Tesofensine

Origin and a Note on Classification

Tesofensine (development code NS2330) is not a peptide. It is a small-molecule triple monoamine reuptake inhibitor originally developed by the Danish pharmaceutical company NeuroSearch in the 1990s as a candidate for Alzheimer's disease and Parkinson's disease. Its presence in a peptide library is a reflection of how the weight-loss marketplace has blurred categories: tesofensine is co-marketed alongside GLP-1 peptides and functions as a competing obesity therapy, so understanding it is useful context for anyone comparing options.

After disappointing results in the Alzheimer's and Parkinson's indications, NeuroSearch pivoted tesofensine to obesity. Phase 2 trials in the late 2000s produced the results that made the compound notable, but the pivotal Phase 3 program intended for European approval was shelved, and the compound's commercial trajectory has been unusual ever since.

Mechanism of Action

Tesofensine inhibits the reuptake of dopamine, norepinephrine, and serotonin in the central nervous system. The combined monoamine elevation is thought to suppress appetite through multiple central pathways:

• Hypothalamic appetite centers. Increased noradrenergic and dopaminergic tone reduces hunger drive.
• Reward and food-seeking. Dopaminergic activity in mesolimbic circuits reduces the reward value of palatable food.
• Energy expenditure. Modest increases in resting metabolic rate have been reported, likely sympathomimetic.
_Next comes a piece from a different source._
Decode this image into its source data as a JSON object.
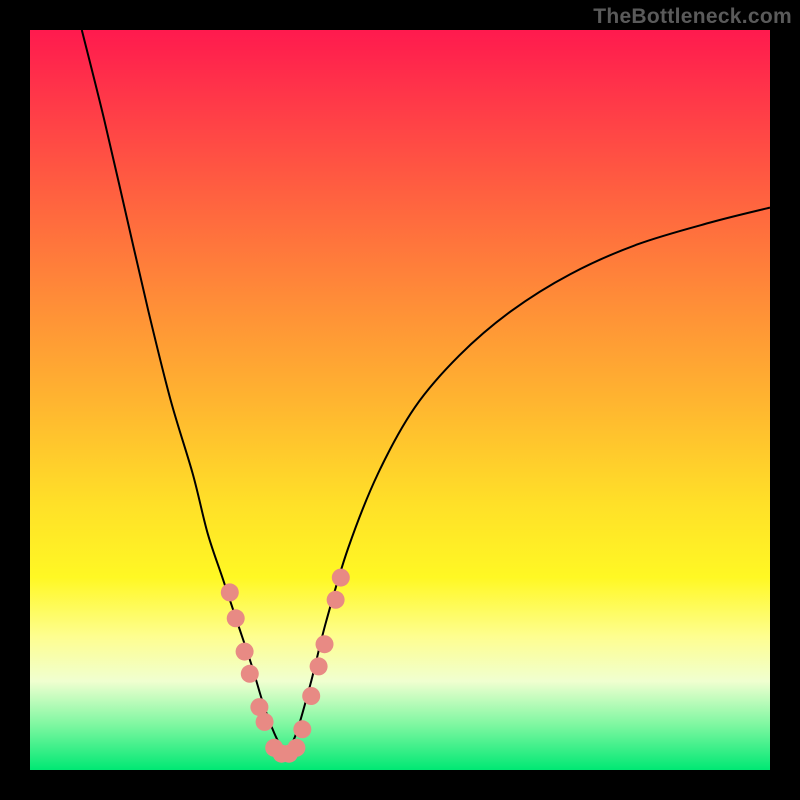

This mechanism places tesofensine in the same pharmacological family as phentermine, sibutramine (withdrawn in 2010 over cardiovascular safety), and bupropion — rather than the GLP-1 class represented by semaglutide and tirzepatide.

Clinical Evidence

The TIPO-1 trial (Astrup et al., The Lancet 2008) was the landmark study: a 24-week Phase 2 trial in Danish obese adults reported mean weight reductions of 12.8 kg on tesofensine 1.0 mg, versus roughly 2.2 kg on placebo — effect sizes that at the time were larger than any approved obesity drug. Subsequent 48-week extension data maintained the weight loss.

The problem was the side effect profile. Dose-dependent increases in heart rate, blood pressure elevations, dry mouth, insomnia, and mood effects were reported. NeuroSearch's planned Phase 3 program in Scandinavia did not advance to registration. The drug was then licensed to the Mexican company Saniona, which has since marketed a formulation under the trade name Tesomet (tesofensine combined with low-dose metoprolol to blunt cardiovascular effects) and pursued rare-disease indications including hypothalamic obesity and Prader–Willi syndrome in smaller trials.

As of early 2026, tesofensine is approved for obesity in Mexico and a small number of Latin American markets but has not achieved FDA or EMA approval.

Safety Profile

The principal concerns are cardiovascular and psychiatric:

• Heart rate and blood pressure elevations. Dose-dependent; the reason for the metoprolol combination in Tesomet.
• Insomnia, anxiety, irritability. Reflect the monoaminergic stimulant profile.
• Dry mouth and constipation. Common.
• Abuse/dependence potential. Dopamine reuptake inhibitors raise theoretical concerns, though clinical abuse signals have been modest.

The sibutramine precedent — a serotonin-norepinephrine reuptake inhibitor withdrawn after the SCOUT trial showed cardiovascular harm — is the main reason Western regulators have been cautious about tesofensine.

Practical Considerations

Where approved, tesofensine is an oral tablet, typically 0.5–1.0 mg once daily. Because it is a scheduled stimulant-class compound, access in Latin American markets is by prescription. In the U.S. and most of Europe it is not legally available. Some compounding pharmacies have marketed tesofensine domestically in gray-market fashion — this practice sits outside FDA-sanctioned compounding and carries both regulatory and safety risk.

The Bottom Line

Tesofensine is a small molecule with genuinely large Phase 2 weight-loss effects, trapped for over 15 years between a Scandinavian Phase 3 program that was abandoned and a Mexican commercial existence that has not translated to global approval. For someone comparing it to GLP-1 peptides, the central tradeoff is efficacy that is competitive with older GLP-1 agents, at the cost of a cardiovascular/psychiatric side effect profile that the newer GLP-1 class does not share. Most readers in jurisdictions where semaglutide or tirzepatide are accessible will find the risk-benefit of those alternatives considerably cleaner.